Both disaster recovery planning and high availability planning require that you confront the possibility of bad things happening. You can’t just hope that bad things won’t happen and call it a day. Rather, you need to think about these possible calamities calmly and dispassionately. Of course, you can’t prepare for every possible type of problem that could ever happen, so you really need to figure what is most likely to happen, and what that really could mean for you. Then, you need to explore how best to reduce the impact of those events. And you need to recognize that this is not necessarily a neat and tidy process, with perfect results.
Sometimes planning for high availability reduces the likelihood of needing to go to disaster recovery mode. Other times, disaster recovery mode can reduce the effect of lack of high availability infrastructure. And sometimes the line between the two is blurred. Ultimately, it doesn’t really matter. What matters is whether you have the infrastructure to deal with the curveballs and negative events life throws your way.
What matters is whether you have the infrastructure to deal with the curveballs and negative events life throws your way.
A good starting point for such planning is to ask yourself what types of bad things could happen and how would they affect your ability to operate, absent any mitigation plan in place. Loss of power might make your building effectively inaccessible, and might also severely impair your ability to operate in and outside of your building. Loss of access to your building could keep you from operating as well. For some companies, losing their phone system would effectively shut them down, while for others losing their computer system even with the phone system up will create major issues.
Stick to general types of issues, because otherwise you’ll never get through the list and you’ll never be able to come up with all of the possibilities. After all, how many of us really worry about “weasel shorting out our power” (Large Hadron Collider, April 2016) or “Ants ate through our junction box” (Network World Editor Paul McNamara – twice). But we all know that power outages and telecom failures happen. Likewise, servers and phone systems can go down for a large number of reasons, and things might happen that could keep us out of our building, for reasons mundane, bizarre, or possibly unknown.

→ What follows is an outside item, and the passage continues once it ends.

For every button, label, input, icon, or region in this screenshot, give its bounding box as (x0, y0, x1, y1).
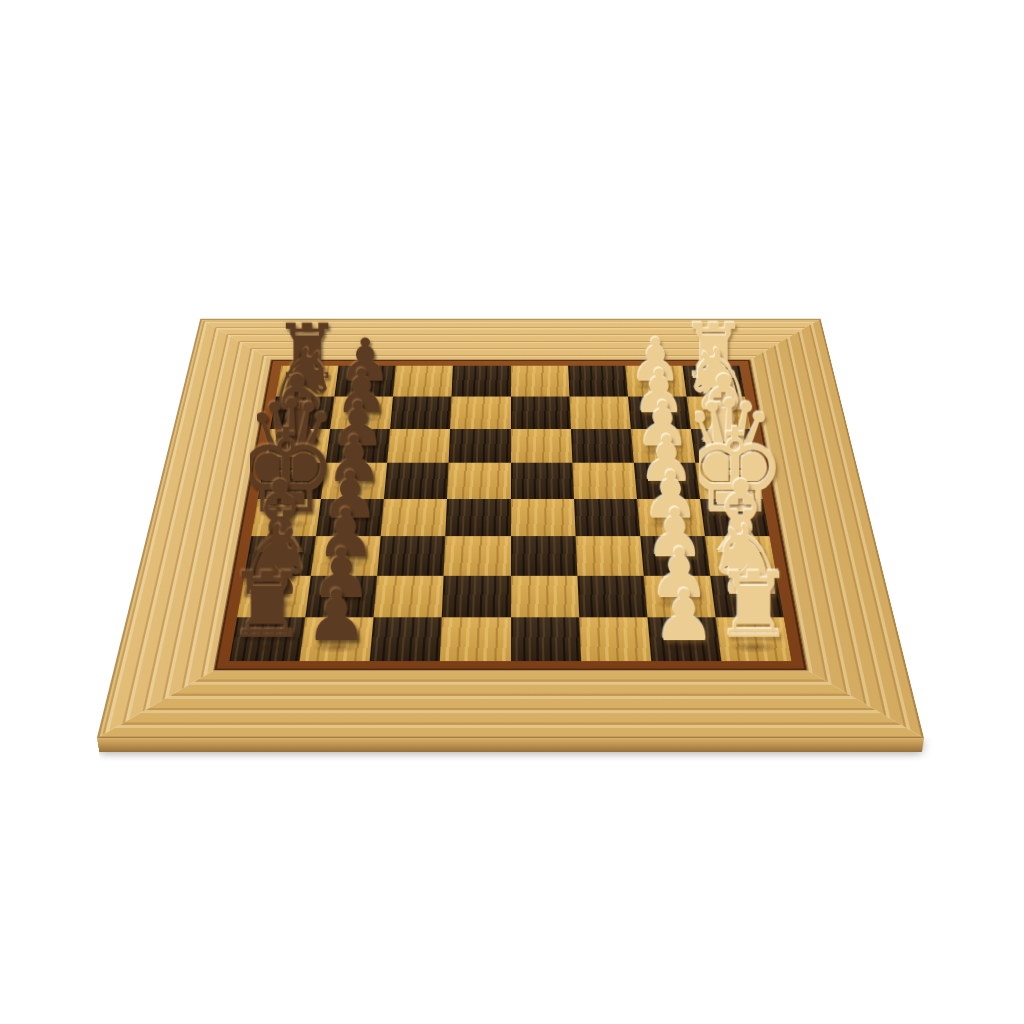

When looking at what could go wrong, relate items to other items on your list, while separating out items that could be their own issue. For instance, losing your computer system could be a major show stopping event. It’s also one of the things that is going to happen if you lose power to your building. On the other hand, losing power to your building is not the only way to lose your servers. So, put that on your list and note that it’s one thing that would happen if you lost power to your building.